Larry N. Gerston: Move for part-time legislature is just another power grab
Originally published in the San Jose Mercury News Dec. 17, 2011
By Larry N. Gerston
Special to the Mercury News
Few words are more abused than the term “reform,” which for many is a synonym for positive change or improvement. Now a group is circulating a constitutional amendment ballot initiative that would “reform” the state Legislature by turning it into a part-time body that would meet for no more than three months each year.
Supporters say the new system would force the Legislature to be more laserlike in its policy-making responsibilities because of the limited time in which it would have to conduct its work. Knowing that they have to get back to their full-time jobs as soon as possible, legislators would move quickly in organizing their tasks for the year. As a result, a sometimes weary public would be more informed about the Legislature’s activities because of the compact time frame.
Who are they kidding?
Here’s what would really happen with a part-time Legislature. Policy makers of this branch would be all but crippled in their ability to understand complex issues and act on them. Hearings, research, meetings with various parties would be pushed aside in the name of expediency. Rather than act independently as an equal branch of government, the Legislature would depend on others with vastly more knowledge and institutional capabilities because of their permanence in Sacramento. And as for composition, only the very wealthy or retired people would be able to serve. Who else can take three months off their job every year and spend it in Sacramento?
To begin with, more power would accrue to the governor simply because of his year-round presence. With the Legislature absent most of the year, bureaucrats and lobbyists — neither elected — would negotiate with the governor day in and day out to carry out the “people’s” work (read the sarcasm). State issues don’t restrict their emergence to January through March of the year.
Speaking of the bureaucracy, the institution so denounced for its isolation would become even more insulated and powerful because of its control of expertise, access to information and recommendations for managing it. There would be no meaningful legislative body to oversee bureaucratic activity.
But the real winners would be the special interests. Already possessing a wealth of influence through money and lobbyists, they would now have one less obstacle to keep them from having their way on issues that serve their members first and the public last. Last year, the Mercury News published a report showing how interest groups wrote about one-third of the bills “carried” by legislators during a recent two-year session.
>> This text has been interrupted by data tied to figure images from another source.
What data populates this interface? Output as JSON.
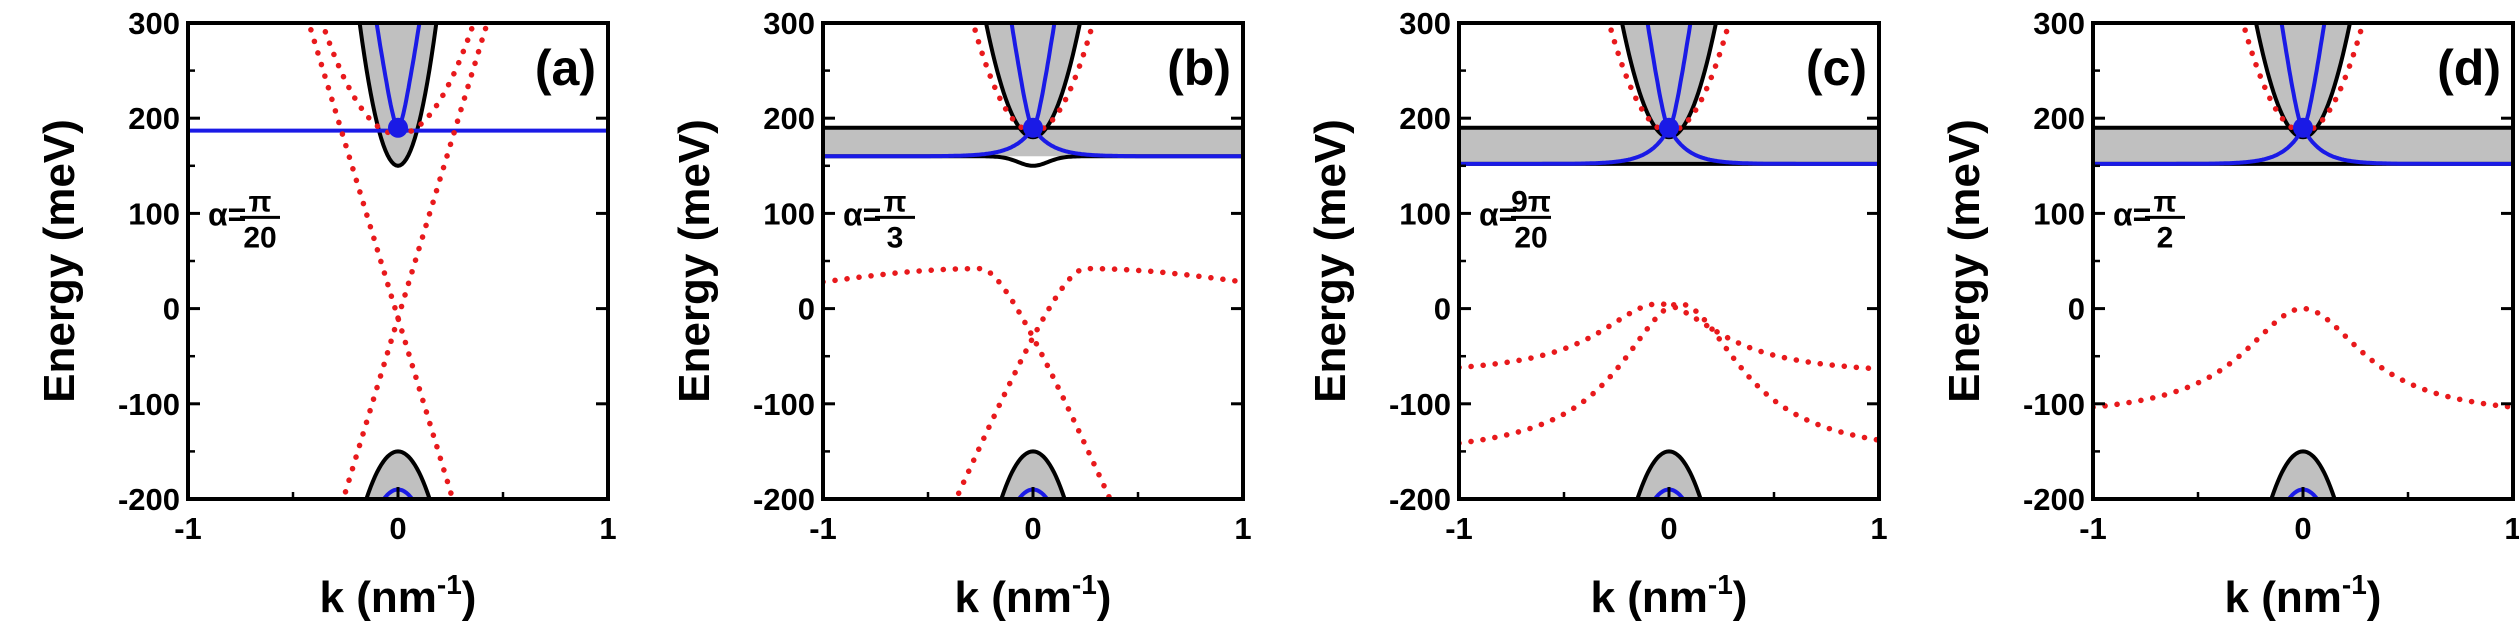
{
  "chart_data": [
    {
      "type": "line",
      "panel_label": "(a)",
      "xlabel": "k (nm",
      "xlabel_sup": "-1",
      "xlabel_end": ")",
      "ylabel": "Energy (meV)",
      "xlim": [
        -1,
        1
      ],
      "ylim": [
        -200,
        300
      ],
      "xticks": [
        "-1",
        "0",
        "1"
      ],
      "yticks": [
        "-200",
        "-100",
        "0",
        "100",
        "200",
        "300"
      ],
      "alpha": {
        "prefix": "α=",
        "num": "π",
        "den": "20"
      },
      "flat_band": 187,
      "conduction_min": 150,
      "conduction_dip_width": 0.2,
      "blue_cone_vertex": 190,
      "blue_cone_slope": 1500,
      "flat_color": "blue",
      "flat_fill": false,
      "dirac_point": {
        "k": 0,
        "E": 190
      },
      "red_dotted": [
        {
          "name": "surface-state-1",
          "model": "cross",
          "E0": -10,
          "v": 730
        },
        {
          "name": "surface-state-2",
          "model": "cross_neg",
          "E0": -10,
          "v": 730
        },
        {
          "name": "conduction-outer",
          "model": "parabola",
          "E0": 183,
          "a": 900,
          "b": 0
        }
      ],
      "valence": {
        "black_max": -150,
        "blue_max": -190
      }
    },
    {
      "type": "line",
      "panel_label": "(b)",
      "xlabel": "k (nm",
      "xlabel_sup": "-1",
      "xlabel_end": ")",
      "ylabel": "Energy (meV)",
      "xlim": [
        -1,
        1
      ],
      "ylim": [
        -200,
        300
      ],
      "xticks": [
        "-1",
        "0",
        "1"
      ],
      "yticks": [
        "-200",
        "-100",
        "0",
        "100",
        "200",
        "300"
      ],
      "alpha": {
        "prefix": "α=",
        "num": "π",
        "den": "3"
      },
      "flat_band": 190,
      "band_bottom": 160,
      "band_dip": 150,
      "blue_cone_vertex": 190,
      "blue_cone_slope": 1500,
      "flat_color": "black",
      "flat_fill": true,
      "dirac_point": {
        "k": 0,
        "E": 190
      },
      "red_dotted": [
        {
          "name": "surface-state-1",
          "model": "bump",
          "E0": 28,
          "peak": 42,
          "kpeak": -0.25,
          "slope": 520
        },
        {
          "name": "surface-state-2",
          "model": "bump_mirror",
          "E0": 28,
          "peak": 42,
          "kpeak": 0.25,
          "slope": 520
        },
        {
          "name": "conduction-outer",
          "model": "parabola",
          "E0": 186,
          "a": 1400,
          "b": 0
        }
      ],
      "valence": {
        "black_max": -150,
        "blue_max": -190
      }
    },
    {
      "type": "line",
      "panel_label": "(c)",
      "xlabel": "k (nm",
      "xlabel_sup": "-1",
      "xlabel_end": ")",
      "ylabel": "Energy (meV)",
      "xlim": [
        -1,
        1
      ],
      "ylim": [
        -200,
        300
      ],
      "xticks": [
        "-1",
        "0",
        "1"
      ],
      "yticks": [
        "-200",
        "-100",
        "0",
        "100",
        "200",
        "300"
      ],
      "alpha": {
        "prefix": "α=",
        "num": "9π",
        "den": "20"
      },
      "flat_band": 190,
      "band_bottom": 152,
      "band_dip": 152,
      "blue_cone_vertex": 190,
      "blue_cone_slope": 1500,
      "flat_color": "black",
      "flat_fill": true,
      "dirac_point": {
        "k": 0,
        "E": 190
      },
      "red_dotted": [
        {
          "name": "surface-state-1",
          "model": "lorentz",
          "E0": 5,
          "k0": -0.05,
          "end": -72
        },
        {
          "name": "surface-state-2",
          "model": "lorentz",
          "E0": 5,
          "k0": 0.05,
          "end": -160
        },
        {
          "name": "conduction-outer",
          "model": "parabola",
          "E0": 186,
          "a": 1400,
          "b": 0
        }
      ],
      "valence": {
        "black_max": -150,
        "blue_max": -190
      }
    },
    {
      "type": "line",
      "panel_label": "(d)",
      "xlabel": "k (nm",
      "xlabel_sup": "-1",
      "xlabel_end": ")",
      "ylabel": "Energy (meV)",
      "xlim": [
        -1,
        1
      ],
      "ylim": [
        -200,
        300
      ],
      "xticks": [
        "-1",
        "0",
        "1"
      ],
      "yticks": [
        "-200",
        "-100",
        "0",
        "100",
        "200",
        "300"
      ],
      "alpha": {
        "prefix": "α=",
        "num": "π",
        "den": "2"
      },
      "flat_band": 190,
      "band_bottom": 152,
      "band_dip": 152,
      "blue_cone_vertex": 190,
      "blue_cone_slope": 1500,
      "flat_color": "black",
      "flat_fill": true,
      "dirac_point": {
        "k": 0,
        "E": 190
      },
      "red_dotted": [
        {
          "name": "surface-state-1",
          "model": "lorentz",
          "E0": 0,
          "k0": 0,
          "end": -118
        },
        {
          "name": "conduction-outer",
          "model": "parabola",
          "E0": 186,
          "a": 1400,
          "b": 0
        }
      ],
      "valence": {
        "black_max": -150,
        "blue_max": -190
      }
    }
  ],
  "colors": {
    "red": "#e8191c",
    "blue": "#1a1ae6",
    "black": "#000000",
    "gray": "#c0c0c0"
  }
}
Imagine what would happen with a part-time Legislature. Interest groups would be like kids in a candy shop, with no grown-ups around to tell them to stop making pigs of themselves.
It’s easy to pick on the Legislature. The fact is that term limits and impossible thresholds for raising taxes greatly hinder legislators’ ability to do their work. Further, the ability of special interests to circumvent the Legislature with ballot initiatives adds to legislative impotence. No wonder gridlock seems so permanent in Sacramento. Reforms in these areas would do a lot more good for the state.
So the choice becomes this: Emasculate the Legislature, leaving power in the hands of unelected individuals accountable only to their own selfish interests, or empower the Legislature to do its work, with the voters judging them in each election. In a representative democracy, I vote for the latter.
Larry N. Gerston is professor of political science at San Jose State. His latest book, “Not So Golden After All: The Rise and Fall of California,” will be published by Taylor and Francis in spring 2012. He wrote this article for this newspaper.